Georgetown is hardly the White Way, and it’s not like DC’s downtown “theater district” either, but it’s got several solid theatrical resources right here.
Georgetown University
One thing that GM greatly laments about the endless town-gown conflicts between GU and its neighbors is that Georgetown’s non-students take so little advantage of what a great resource GU is. And GU’s theater offerings are among those great resources.
Georgetown has five different theater troupes: the Mask and Bauble (one of the country’s oldest college theater companies), the Black Theater Ensemble, Nomadic Theater, the Georgetown Improv Association, and (perhaps a future favorite of GM’s) the Georgetown University Children’s Theater.
Sure, GU isn’t Julliard or Tisch, but these troupes produce quality live entertainment throughout the year. And hey, Bradley Cooper and Carl Reiner went to GU, so you never know…
Georgetown Theater Company
This was a new discovery for GM, although it’s been around since 1986. The Georgetown Theater Company is run out of Grace Episcopal on Wisconsin Ave. The company was founded “to bring great literature to Washington, D.C. audiences as live theatrical entertainment.”
To get sense of the serious level of work the Georgetown Theater Company does, check out their current season. They’re performing four works of literature that delve deeply into the issues of race and class that drove the social conflicts of the Civil War age. In fact, tonight they perform “The Escape (or A Leap to Freedom)” by William Wells Brown, an autobiographical telling of an escaped slave.
The performance is at 7:30 pm tonight at Grace Episcopal.
The National Conservatory of Dramatic Arts
Most people don’t realize there’s a full blown acting school right here in Georgetown. The National Conservatory of Dramatic Arts has been training professional actors since 1975. It’s located in the basement of the Lutheran Church at Volta and Wisconsin. While the school’s focus is obviously on training actors, it also puts on shows free and open to the public. For instance, it periodically holds a cabaret and the next one in March 24th at 8 pm.
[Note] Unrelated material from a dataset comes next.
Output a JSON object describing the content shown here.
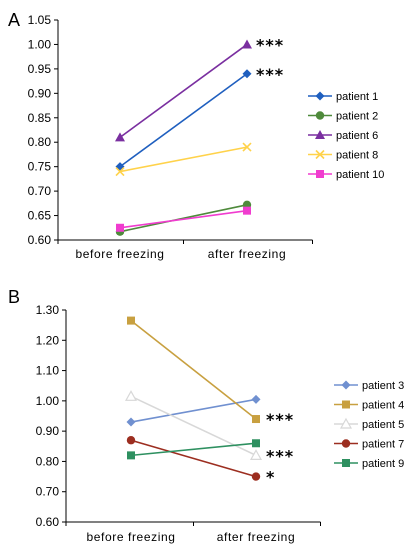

So that makes seven different acting troupes in Georgetown. So if you’re looking for some theater, you don’t have to go that far from home.












For the record, Mask & Bauble is the “longest continuously running college theatre group” but only on a technicality dating to the Civil War. Other alums of M&B include Antonin Scalia and John Wilkes Booth, who went on to their own fame or infamy. There is also of course John Guare (House of Blue Leaves, and Six Degrees of Separation), John Barrymore (grandfather of Drew for you kids out there) and Eileen Brennan. Oh, and Norah O’Donnell from CBS news. I think M&B is in their 159th or 160th season. But most importantly it was in the bowels of Poulton Hall working on a show where I first met my lovely partner so many years ago.